La CJUE était saisie d’une question soulevée par le Conseil d’État à la suite d’un recours contre le programme de numérisation des livres indisponibles du XXe siècle (ReLIRE) déposé, en 2013, par Marc Soulier, auteur de science-fiction plus connu sous le nom d’Ayerdhal aujourd’hui décédé, et par la traductrice Sara Doka.
Mandatés par un collectif baptisé "Le droit du serf", ils estiment que ce projet porte atteinte à leurs droits. Ils soutiennent que "la réglementation française institue une exception ou une limitation non prévue aux droits exclusifs garantis aux auteurs par la directive" 2001/29/CE sur l’harmonisation de certains aspects du droit d’auteur et des droits voisins dans la société de l’information.
Consentement explicite
La réglementation française du 1er mars 2012 a modifié le Code de la propriété intellectuelle de façon à permettre la numérisation des livres introuvables mais toujours sous droits, sans demander l’autorisation préalable des auteurs. Ces derniers disposent d’un délai de six mois pour s’y opposer.

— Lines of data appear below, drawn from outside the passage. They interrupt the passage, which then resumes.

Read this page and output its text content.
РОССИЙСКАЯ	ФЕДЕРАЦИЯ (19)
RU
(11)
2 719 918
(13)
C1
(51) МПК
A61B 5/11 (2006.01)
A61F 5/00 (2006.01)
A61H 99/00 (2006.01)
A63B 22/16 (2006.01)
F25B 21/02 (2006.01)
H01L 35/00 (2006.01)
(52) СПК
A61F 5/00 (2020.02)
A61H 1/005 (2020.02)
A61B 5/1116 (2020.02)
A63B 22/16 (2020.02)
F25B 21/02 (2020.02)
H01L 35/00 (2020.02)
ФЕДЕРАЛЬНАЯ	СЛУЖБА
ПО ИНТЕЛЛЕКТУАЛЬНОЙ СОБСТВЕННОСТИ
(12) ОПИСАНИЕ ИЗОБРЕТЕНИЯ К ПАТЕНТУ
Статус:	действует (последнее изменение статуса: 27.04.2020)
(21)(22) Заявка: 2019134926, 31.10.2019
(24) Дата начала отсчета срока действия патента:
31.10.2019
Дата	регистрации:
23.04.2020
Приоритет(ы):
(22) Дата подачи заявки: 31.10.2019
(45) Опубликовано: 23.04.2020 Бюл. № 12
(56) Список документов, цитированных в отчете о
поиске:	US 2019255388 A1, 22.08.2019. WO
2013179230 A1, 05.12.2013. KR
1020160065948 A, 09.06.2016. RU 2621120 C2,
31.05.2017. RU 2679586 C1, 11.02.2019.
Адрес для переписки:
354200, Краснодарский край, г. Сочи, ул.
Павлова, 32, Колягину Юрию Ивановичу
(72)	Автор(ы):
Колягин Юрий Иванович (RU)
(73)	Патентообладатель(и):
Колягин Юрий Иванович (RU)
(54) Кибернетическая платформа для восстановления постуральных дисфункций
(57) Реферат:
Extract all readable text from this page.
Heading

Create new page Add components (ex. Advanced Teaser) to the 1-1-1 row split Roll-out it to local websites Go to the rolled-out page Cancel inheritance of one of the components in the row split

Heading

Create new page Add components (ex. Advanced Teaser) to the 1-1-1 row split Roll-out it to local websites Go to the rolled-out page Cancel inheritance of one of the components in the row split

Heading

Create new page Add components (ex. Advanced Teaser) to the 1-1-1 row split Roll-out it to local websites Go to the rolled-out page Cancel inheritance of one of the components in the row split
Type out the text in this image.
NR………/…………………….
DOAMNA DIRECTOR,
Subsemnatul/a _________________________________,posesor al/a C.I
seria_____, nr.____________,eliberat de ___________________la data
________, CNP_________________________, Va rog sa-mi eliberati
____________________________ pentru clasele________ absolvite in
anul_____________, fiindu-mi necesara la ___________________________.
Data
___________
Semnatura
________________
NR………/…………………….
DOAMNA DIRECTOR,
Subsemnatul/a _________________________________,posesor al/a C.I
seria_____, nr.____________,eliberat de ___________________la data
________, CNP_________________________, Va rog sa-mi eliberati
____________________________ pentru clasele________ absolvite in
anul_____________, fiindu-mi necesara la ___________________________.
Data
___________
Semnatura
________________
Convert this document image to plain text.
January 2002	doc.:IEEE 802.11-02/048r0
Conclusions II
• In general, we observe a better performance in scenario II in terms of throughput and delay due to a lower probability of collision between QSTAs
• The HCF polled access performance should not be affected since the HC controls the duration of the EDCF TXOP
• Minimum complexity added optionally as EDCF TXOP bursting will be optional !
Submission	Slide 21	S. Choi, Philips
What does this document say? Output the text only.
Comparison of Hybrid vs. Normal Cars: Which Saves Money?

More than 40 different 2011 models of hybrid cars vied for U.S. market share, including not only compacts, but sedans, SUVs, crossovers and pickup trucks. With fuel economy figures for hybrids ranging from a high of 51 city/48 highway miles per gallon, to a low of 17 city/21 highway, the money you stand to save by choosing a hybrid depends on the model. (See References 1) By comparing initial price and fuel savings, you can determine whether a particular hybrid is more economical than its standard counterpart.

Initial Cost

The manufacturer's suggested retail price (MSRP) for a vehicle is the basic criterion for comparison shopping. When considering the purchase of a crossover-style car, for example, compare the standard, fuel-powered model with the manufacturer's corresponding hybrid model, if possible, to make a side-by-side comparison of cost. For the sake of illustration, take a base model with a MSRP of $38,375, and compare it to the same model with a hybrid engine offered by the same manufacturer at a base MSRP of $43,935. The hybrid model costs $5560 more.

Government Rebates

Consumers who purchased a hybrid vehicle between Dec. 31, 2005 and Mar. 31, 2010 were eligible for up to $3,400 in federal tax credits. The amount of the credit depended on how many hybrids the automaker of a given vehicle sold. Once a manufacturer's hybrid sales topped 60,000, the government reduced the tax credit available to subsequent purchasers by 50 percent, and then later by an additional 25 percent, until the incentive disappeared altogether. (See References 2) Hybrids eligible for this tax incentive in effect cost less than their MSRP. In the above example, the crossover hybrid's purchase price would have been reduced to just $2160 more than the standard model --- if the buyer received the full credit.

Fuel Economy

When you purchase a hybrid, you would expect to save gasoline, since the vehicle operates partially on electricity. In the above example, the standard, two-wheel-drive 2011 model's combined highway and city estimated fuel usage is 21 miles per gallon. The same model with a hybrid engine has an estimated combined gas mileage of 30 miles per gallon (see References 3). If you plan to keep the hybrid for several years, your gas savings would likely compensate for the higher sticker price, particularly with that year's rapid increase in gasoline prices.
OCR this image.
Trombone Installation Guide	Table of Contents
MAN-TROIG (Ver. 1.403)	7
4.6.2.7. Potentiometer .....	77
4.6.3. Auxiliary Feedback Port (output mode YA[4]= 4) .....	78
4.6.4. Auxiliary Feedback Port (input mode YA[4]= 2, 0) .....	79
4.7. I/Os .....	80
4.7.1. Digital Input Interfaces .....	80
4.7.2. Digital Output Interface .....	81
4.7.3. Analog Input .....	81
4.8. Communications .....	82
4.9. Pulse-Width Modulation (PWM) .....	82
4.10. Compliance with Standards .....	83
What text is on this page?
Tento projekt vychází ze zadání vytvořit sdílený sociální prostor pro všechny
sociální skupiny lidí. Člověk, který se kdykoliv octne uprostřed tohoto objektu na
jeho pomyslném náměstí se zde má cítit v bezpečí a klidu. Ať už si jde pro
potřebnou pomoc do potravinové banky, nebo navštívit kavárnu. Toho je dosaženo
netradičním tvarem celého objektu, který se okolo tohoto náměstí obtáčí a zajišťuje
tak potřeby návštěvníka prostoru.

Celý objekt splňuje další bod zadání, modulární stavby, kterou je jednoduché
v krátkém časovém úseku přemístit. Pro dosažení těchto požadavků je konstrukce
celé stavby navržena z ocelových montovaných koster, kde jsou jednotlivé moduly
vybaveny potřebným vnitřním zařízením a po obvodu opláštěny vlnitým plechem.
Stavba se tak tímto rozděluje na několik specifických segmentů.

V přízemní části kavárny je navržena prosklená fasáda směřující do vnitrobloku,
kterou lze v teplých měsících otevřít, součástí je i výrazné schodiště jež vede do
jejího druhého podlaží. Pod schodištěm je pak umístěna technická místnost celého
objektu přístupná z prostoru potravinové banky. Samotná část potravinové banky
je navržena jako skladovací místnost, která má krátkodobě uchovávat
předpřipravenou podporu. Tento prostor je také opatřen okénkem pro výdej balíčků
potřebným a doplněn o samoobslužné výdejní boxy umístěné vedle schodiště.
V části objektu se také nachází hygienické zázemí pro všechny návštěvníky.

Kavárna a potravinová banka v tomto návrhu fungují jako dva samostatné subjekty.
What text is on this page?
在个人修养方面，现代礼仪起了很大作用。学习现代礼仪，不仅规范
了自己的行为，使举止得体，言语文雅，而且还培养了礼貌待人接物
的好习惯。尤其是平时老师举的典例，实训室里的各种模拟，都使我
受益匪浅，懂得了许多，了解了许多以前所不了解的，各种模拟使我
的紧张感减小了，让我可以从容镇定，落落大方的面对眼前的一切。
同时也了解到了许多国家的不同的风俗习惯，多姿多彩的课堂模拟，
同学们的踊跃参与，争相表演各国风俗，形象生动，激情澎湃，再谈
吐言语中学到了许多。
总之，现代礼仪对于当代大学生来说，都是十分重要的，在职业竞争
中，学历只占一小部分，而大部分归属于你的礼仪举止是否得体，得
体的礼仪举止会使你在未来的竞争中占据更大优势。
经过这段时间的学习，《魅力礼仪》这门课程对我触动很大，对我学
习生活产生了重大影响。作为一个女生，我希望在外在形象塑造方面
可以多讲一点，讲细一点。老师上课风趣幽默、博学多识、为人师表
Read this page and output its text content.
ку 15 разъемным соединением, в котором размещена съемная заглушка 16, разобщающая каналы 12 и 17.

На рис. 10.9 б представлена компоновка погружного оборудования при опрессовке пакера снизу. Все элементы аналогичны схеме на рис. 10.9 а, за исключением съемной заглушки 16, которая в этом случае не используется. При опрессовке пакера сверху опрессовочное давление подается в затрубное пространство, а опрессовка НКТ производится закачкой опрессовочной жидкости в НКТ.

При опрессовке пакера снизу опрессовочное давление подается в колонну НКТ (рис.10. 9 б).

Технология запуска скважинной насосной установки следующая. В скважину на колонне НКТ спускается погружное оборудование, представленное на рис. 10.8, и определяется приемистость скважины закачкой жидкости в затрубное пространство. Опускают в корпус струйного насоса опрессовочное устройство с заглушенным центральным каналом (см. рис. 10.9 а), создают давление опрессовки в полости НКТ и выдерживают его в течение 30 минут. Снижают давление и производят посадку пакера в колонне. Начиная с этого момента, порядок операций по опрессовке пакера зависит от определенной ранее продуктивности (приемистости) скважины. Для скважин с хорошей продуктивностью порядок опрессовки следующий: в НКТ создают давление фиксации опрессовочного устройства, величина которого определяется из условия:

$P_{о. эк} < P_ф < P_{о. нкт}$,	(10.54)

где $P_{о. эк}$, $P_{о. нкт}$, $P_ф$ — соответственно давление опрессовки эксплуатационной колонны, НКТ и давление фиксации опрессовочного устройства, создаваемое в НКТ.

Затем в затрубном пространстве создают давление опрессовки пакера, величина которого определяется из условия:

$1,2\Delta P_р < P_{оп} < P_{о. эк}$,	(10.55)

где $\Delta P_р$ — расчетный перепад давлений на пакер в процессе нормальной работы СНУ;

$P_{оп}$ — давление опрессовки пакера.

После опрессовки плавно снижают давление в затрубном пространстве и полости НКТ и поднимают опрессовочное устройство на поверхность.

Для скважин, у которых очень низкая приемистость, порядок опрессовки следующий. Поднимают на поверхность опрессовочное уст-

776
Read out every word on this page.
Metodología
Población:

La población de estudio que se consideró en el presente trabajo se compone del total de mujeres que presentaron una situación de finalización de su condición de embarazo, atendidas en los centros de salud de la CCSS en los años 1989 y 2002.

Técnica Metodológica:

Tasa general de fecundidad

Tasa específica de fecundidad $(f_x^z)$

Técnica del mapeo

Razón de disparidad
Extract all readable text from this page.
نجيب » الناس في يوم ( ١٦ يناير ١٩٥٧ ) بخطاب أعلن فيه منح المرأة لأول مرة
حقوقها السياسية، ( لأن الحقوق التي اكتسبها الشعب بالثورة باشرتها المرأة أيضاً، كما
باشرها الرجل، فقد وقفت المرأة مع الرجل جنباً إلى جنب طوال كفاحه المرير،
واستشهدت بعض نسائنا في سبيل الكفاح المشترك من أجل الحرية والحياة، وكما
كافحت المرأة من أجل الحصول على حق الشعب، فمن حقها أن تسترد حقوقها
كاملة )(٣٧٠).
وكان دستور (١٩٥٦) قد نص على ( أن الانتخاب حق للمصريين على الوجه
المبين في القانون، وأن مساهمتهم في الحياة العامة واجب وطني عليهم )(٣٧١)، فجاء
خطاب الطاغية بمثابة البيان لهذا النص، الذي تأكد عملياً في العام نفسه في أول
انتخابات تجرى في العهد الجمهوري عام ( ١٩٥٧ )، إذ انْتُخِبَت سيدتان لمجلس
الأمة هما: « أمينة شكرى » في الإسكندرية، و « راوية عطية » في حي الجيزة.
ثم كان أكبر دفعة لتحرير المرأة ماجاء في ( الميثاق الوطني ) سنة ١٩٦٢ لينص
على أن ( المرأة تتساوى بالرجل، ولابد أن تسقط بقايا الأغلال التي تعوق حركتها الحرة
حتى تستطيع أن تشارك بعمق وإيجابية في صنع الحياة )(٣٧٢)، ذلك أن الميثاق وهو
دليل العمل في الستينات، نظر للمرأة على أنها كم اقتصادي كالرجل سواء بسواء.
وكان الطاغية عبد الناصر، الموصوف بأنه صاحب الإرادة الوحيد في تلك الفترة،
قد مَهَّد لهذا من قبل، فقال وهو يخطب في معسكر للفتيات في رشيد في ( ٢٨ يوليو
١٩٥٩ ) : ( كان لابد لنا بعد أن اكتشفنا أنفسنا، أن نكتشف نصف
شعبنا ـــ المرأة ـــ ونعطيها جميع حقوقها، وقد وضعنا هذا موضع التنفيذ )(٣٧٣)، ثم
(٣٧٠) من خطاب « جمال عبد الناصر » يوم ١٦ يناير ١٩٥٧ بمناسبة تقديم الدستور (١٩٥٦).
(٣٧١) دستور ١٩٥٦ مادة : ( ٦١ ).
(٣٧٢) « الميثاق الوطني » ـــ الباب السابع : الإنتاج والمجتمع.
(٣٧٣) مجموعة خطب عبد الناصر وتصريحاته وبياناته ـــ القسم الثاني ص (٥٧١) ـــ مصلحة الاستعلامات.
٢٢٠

La CJUE estime que "le Conseil d’Etat n’a pas indiqué que cette réglementation comportait un mécanisme garantissant une information effective et individualisée des auteurs". De fait, ceux-ci peuvent ne pas avoir connaissance de l’utilisation envisagée de leurs œuvres et ils peuvent donc ne pas être en mesure de s’opposer à leur diffusion numérique. Pour la Cour, "une simple absence d'opposition de leur part ne peut pas être regardée comme l'expression de leur consentement implicite à l'utilisation de leurs oeuvres".
Ne pas dépendre de l'accord de l'éditeur
Par ailleurs, le programme de réédition numérique des livres indisponibles du XXe siècle permet aux auteurs de mettre fin à l’utilisation numérique de leurs œuvres suite à un accord commun avec les éditeurs ou à condition que les auteurs apportent la preuve qu’ils sont les seuls titulaires des droits sur leurs œuvres.
La CJUE revendique que "le droit d’auteur de mettre fin pour l’avenir à l’exploitation de son oeuvre sous une forme numérique doit pouvoir être exercé sans devoir dépendre" de l’accord de l’éditeur et sans, non plus, "devoir se soumettre au préalable à des formalités supplémentaires".
Un programme déjà opérationnel
Ce programme est déjà opérationnel, avec une première numérisation d'environ 200 000 titres. Diffusés et distribués par la société FeniXX (Fichier des Editions Numériques des livres Indisponibles du XXe siècle), filiale du Cercle de la librairie (comme Electre, société éditrice de Livres Hebdo et de la base bibliographique du même nom), ces livres sont inscrits dans ReLIRE (Registre des Livres Indisponibles en Réédition Electronique). La gestion des droits est confiée à la Sofia, qui s'occupe aussi des éventuels retraits souhaités par les auteurs.